Having offered a “personal guarantee” that the library would be returned in the shape we found it in, and that safety and security was also on us, we were given the key and permission to record.
As we got the key, the colours of delight that waved on Taalay’s face and the twinkle in his eye is vividly before me as I write these lines. But it also highlights another beautiful aspect of Taalay’s personality: He was passionate about his work but where he saw a line drawn by the nizam-e-Jamaat (operational/administrative system of the Jamaat), he froze in his steps and withdrew.
When his desire to film in the library was achieved by fair means, we both kept the promise made with the Baitul Futuh administration. And in doing so, Taalay took extreme care in ensuring that what we had guaranteed was fulfilled down to the letter.
This recording was for a documentary on Hazrat Sir Zafrulla Khan Sahibra that Taalay was working on. It had previously been assigned to another colleague who had painstakingly acquired very valuable material to go into it. But this “painstaking” exercise had also taken quite a number of years.
When Taalay was appointed to oversee the work, I jokingly said, “Taalay, I hope we’re able to see this documentary in our lifetimes.”
Taalay replied with his typical, robust laughter.
Today, I feel like asking, “Taalay! What did you laugh at that day? Back then, I had thought that you were only returning a laughter for the joke. But it turns out that you were serious. You walked away without seeing the completion of this documentary in your lifetime. Why did you have to do this?”
Today, I send you my last message. Not on your mobile, but right here:
“Taalay! You loved everything that had anything to do with Huzooraa. I always had a feeling that you could shed your life for any such thing. But you have actually done so!
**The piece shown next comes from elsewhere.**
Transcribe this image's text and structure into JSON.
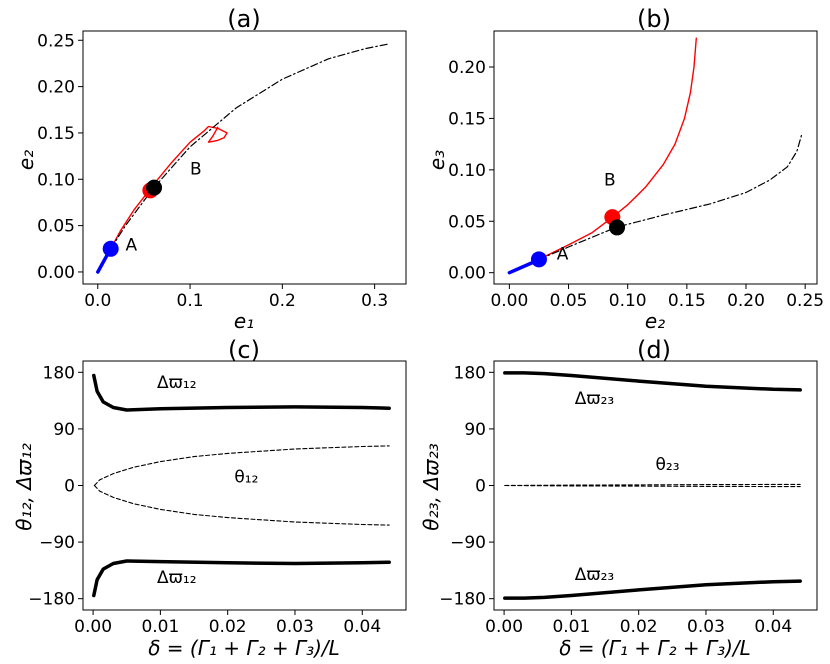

“You went to Ghana and thought about what you could offer to the land where Huzooraa had once lived, and that too in times of hardship.
“You found nothing better than your life to offer to that land. And you coloured its soil with your blood.
“What can I say? I do not want this message to sound elegiac. I write here a couplet and end my message:
شہید جسم سلامت اٹھائے جاتے ہیں
خدا نہ کرد کہ میں تیرا مرثیہ لکھوں
“(I am sure the ‘humble Englishman’ will get it right.)
“(PS: And sorry, no emoji this time. I couldn’t find one to aptly reflect my feelings right now!)”
I sent this article to Hazrat Khalifatul Masih Vaa. The note I received is no less than a monumental summary of Taalay’s life (and his demise). Huzooraa said:
“He was among those who attended my classes from the very start. He fulfilled the pledge he made with me and did justice to it.”